The students groan as they gather their thermoses and head to the next class.
* * *
“Hey Hanegan, are you coming to the faculty meeting?”
“Huh?” I had fallen asleep sitting at my desk. I slowly adjusted my head sensitive to the sharp pain in my neck.
“The faculty meeting. It’s Monday,” Brad repeated.
“Yeah, yeah. I’m coming.” I head to the door still rubbing the left side of my neck.
“So, how were the kiddos today?” Brad asks.
I hate that word. Kiddos. I don’t know if it was the lack of respect or the exaggerated enthusiasm, but that word really worked my nerves, though it is one of the few safe words we can use these days.
“I don’t know. Maybe you’re right Brad.”
“Hold on there. Old man Hanegan is admitting that someone else might be right? Let me record this for TikTok.” Brad pulls out his phone to feign recording.
I wave my hand at him in annoyance. “This memeo thing is boring. I mean don’t get me wrong. It is easy and the students always do well on the tests, but I am starting to think that easy is not necessarily a good thing. Do you remember TNG?”
“TNG?”
“Star Trek: The Next Generation.”
“Hanny that thing was like twenty series ago.”
“I know, but that is when they first introduced the Borg. They had this hive mind and would assimilate every new species they came into contact with.”
“I know who the Borg are.”
“Yeah well I’m starting to think that, that is what we’re doing here. We plug the students in to the Oculus, download the engrams from the Memeo, and they become part of the hive mind. You were right. There is no thinking, no debate.”
We come to a stop outside the library doors where the meeting is being held. There is a table full of cookies and chips, and at the end a variety of drinks. We grab some and go in to take our seats.
I see Sharon sitting with a few of the other younger teachers. Her Clarks now kicked off under the table.
Brad continues, “I’m glad you are finally seeing it my way Hanny.”
As the last few faculty members walk in, the principal takes his/her position as a silhouette in front of the video screen.
“Faculty and staff,” he/she safely intones, “We have several new acronyms to learn today, but before we start, I am excited that this whole process may become just a little bit easier for all of us. We have with us today a representative from Corticon.”

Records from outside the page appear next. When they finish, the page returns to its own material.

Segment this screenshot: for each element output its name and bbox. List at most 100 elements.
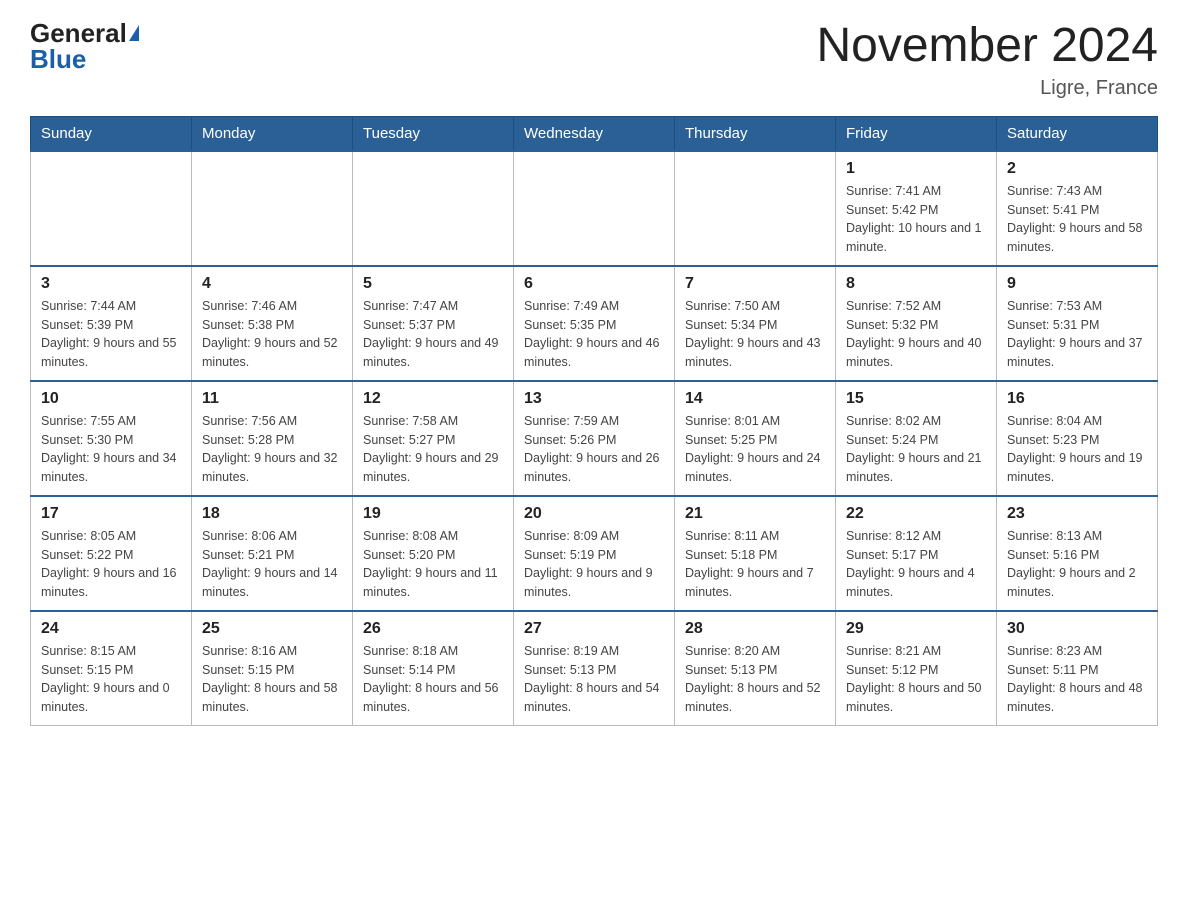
day-number: 17	[41, 505, 181, 523]
day-info: Sunrise: 8:16 AMSunset: 5:15 PMDaylight:…	[202, 642, 342, 717]
day-info: Sunrise: 8:08 AMSunset: 5:20 PMDaylight:…	[363, 527, 503, 602]
day-info: Sunrise: 8:09 AMSunset: 5:19 PMDaylight:…	[524, 527, 664, 602]
calendar-cell: 19 Sunrise: 8:08 AMSunset: 5:20 PMDayligh…	[353, 496, 514, 611]
day-of-week-header: Thursday	[675, 116, 836, 151]
logo-triangle-icon	[129, 25, 139, 41]
day-number: 18	[202, 505, 342, 523]
day-info: Sunrise: 7:41 AMSunset: 5:42 PMDaylight:…	[846, 182, 986, 257]
day-info: Sunrise: 7:46 AMSunset: 5:38 PMDaylight:…	[202, 297, 342, 372]
day-info: Sunrise: 7:43 AMSunset: 5:41 PMDaylight:…	[1007, 182, 1147, 257]
week-row: 3 Sunrise: 7:44 AMSunset: 5:39 PMDaylight…	[31, 266, 1158, 381]
day-number: 12	[363, 390, 503, 408]
calendar-cell	[514, 151, 675, 266]
day-number: 16	[1007, 390, 1147, 408]
day-info: Sunrise: 7:49 AMSunset: 5:35 PMDaylight:…	[524, 297, 664, 372]
day-info: Sunrise: 7:53 AMSunset: 5:31 PMDaylight:…	[1007, 297, 1147, 372]
calendar-cell: 20 Sunrise: 8:09 AMSunset: 5:19 PMDayligh…	[514, 496, 675, 611]
day-number: 14	[685, 390, 825, 408]
calendar-cell: 8Sunrise: 7:52 AMSunset: 5:32 PMDaylight…	[836, 266, 997, 381]
calendar-cell: 27 Sunrise: 8:19 AMSunset: 5:13 PMDayligh…	[514, 611, 675, 726]
calendar-cell: 4Sunrise: 7:46 AMSunset: 5:38 PMDaylight…	[192, 266, 353, 381]
week-row: 10 Sunrise: 7:55 AMSunset: 5:30 PMDayligh…	[31, 381, 1158, 496]
day-number: 29	[846, 620, 986, 638]
calendar-cell	[31, 151, 192, 266]
day-info: Sunrise: 8:21 AMSunset: 5:12 PMDaylight:…	[846, 642, 986, 717]
calendar-cell: 9Sunrise: 7:53 AMSunset: 5:31 PMDaylight…	[997, 266, 1158, 381]
logo: General Blue	[30, 20, 139, 72]
logo-blue-text: Blue	[30, 46, 86, 72]
calendar-cell: 26 Sunrise: 8:18 AMSunset: 5:14 PMDayligh…	[353, 611, 514, 726]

Good I think. I can give them a piece of my mind about those four blinking lights.
The sales rep silhouette replaces the principal’s and begins speaking. “My associates are now passing out the latest line of memory enhancers, the Locutus. We are excited because previous models had some problems encoding for post adolescent individuals and those that had not been augmented, but with these new models your district will easily be able to download the latest acronyms and consensus educational theory.”
I look down at the goggles that had just been placed in front of me sitting there wrapped in plastic next to the bottled tea I had been drinking. I hear gentle whispers, a finger running across the bristles of brush, and the snick of scissors slowly closing.